The Survivorsby Elsie Singmaster
Format of Original Source: Short Story
Recommended Adaptation Length: 30 Minutes
Candidate for Adaptation? Promising
There was Edward Green, round, fat, who puffed and panted; there was Newton Towne, who walked, in spite of palsy, as though he had won the battle of Gettysburg; there was, last of all, Henry Foust, who at seventy-five was hale and strong. Usually a tall son walked beside him, or a grandchild clung to his hand. He was almost never alone; it was as though every one who knew him tried to have as much as possible of his company. Past him with a grave nod walked Adam. Adam was two years older than Henry; it required more and more stretching of arms behind his back to keep his shoulders straight.
In April Newton Towne was taken ill and died. Edward Green was terrified, though he considered himself, in spite of his shortness of breath, a strong man.

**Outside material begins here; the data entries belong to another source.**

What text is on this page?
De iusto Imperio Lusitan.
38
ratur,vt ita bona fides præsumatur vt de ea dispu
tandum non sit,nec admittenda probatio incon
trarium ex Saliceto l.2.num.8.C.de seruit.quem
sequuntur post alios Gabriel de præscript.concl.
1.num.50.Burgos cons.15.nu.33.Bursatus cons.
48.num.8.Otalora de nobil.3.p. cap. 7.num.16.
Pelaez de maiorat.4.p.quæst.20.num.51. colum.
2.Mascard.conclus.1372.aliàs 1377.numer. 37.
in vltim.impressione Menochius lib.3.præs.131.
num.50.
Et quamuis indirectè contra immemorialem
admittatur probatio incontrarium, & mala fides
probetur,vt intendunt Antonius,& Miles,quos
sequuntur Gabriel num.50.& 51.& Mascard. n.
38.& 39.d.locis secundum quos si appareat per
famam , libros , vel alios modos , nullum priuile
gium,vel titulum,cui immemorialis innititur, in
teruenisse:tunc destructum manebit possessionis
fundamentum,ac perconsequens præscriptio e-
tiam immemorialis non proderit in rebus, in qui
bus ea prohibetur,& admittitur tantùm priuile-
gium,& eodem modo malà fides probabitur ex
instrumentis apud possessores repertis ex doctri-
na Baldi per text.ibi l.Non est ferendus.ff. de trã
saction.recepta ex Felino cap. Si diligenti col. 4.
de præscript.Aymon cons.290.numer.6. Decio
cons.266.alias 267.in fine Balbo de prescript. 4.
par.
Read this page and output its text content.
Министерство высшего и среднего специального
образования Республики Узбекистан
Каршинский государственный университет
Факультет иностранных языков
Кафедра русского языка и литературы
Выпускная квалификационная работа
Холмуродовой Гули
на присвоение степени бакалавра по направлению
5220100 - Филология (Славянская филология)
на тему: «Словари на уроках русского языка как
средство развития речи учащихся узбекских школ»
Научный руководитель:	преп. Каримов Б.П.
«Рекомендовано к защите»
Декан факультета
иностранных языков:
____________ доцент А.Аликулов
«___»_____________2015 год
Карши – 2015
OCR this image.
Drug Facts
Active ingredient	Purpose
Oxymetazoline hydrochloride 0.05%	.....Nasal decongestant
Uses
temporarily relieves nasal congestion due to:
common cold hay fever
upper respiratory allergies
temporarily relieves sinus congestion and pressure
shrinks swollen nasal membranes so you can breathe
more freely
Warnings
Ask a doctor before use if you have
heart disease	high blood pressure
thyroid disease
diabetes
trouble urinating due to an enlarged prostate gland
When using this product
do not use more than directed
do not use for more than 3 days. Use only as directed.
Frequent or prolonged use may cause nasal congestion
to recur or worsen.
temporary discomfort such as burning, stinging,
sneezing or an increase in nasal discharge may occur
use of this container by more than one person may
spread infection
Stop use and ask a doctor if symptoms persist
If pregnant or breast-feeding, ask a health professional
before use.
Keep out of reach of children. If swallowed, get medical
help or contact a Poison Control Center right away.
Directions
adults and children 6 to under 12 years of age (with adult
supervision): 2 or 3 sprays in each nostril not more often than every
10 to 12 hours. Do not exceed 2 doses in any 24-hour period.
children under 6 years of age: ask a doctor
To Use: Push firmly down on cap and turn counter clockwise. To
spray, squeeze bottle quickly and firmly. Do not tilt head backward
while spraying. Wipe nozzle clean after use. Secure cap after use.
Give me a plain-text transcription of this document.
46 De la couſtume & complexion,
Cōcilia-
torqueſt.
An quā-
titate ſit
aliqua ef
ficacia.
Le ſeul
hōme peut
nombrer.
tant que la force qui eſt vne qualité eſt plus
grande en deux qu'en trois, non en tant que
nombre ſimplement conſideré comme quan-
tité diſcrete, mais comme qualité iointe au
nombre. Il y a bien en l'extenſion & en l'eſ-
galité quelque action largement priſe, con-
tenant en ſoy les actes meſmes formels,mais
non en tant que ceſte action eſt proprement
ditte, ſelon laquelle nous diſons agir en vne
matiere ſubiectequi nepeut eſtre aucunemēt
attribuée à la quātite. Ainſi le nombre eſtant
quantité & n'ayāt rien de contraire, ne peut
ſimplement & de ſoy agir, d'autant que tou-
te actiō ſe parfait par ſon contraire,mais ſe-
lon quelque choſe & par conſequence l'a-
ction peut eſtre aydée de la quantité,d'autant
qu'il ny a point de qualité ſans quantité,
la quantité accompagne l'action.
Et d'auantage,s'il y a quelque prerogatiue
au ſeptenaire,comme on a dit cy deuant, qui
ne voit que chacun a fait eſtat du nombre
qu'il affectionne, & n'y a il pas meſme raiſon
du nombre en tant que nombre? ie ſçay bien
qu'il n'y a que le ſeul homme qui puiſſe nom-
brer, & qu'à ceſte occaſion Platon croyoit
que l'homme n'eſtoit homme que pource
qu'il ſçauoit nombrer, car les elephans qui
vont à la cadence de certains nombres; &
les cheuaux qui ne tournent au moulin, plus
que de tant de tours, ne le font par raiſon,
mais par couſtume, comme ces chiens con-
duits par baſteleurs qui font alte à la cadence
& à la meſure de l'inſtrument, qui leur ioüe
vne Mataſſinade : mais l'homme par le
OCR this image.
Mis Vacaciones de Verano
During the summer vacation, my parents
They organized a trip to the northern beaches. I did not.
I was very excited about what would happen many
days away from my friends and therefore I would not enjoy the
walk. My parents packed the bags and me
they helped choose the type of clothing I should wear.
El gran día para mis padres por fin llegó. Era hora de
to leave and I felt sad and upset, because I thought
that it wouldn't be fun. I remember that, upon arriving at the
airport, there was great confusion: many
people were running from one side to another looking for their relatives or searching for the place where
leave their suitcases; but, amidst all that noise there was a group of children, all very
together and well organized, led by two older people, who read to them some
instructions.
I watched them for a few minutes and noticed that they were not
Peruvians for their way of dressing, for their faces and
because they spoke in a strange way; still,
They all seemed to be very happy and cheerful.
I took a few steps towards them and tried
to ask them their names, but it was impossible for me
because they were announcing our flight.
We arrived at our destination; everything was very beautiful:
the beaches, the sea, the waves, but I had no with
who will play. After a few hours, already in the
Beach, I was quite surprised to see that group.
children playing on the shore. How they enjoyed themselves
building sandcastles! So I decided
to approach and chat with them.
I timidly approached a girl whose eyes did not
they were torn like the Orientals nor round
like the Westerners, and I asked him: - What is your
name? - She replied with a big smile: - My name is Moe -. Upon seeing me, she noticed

“Don’t let anything happen to you, Henry,” he would say. “Don’t let anything get you, Henry. I can’t march alone.”
“I’ll be there,” Henry would reassure him. Only one look at Henry, and the most alarmed would have been comforted.
“It would kill me to march alone,” said Edward Green.
Subtitled “A Memorial Day Story,” this looks like it might be more of a patriotic sermon than a story.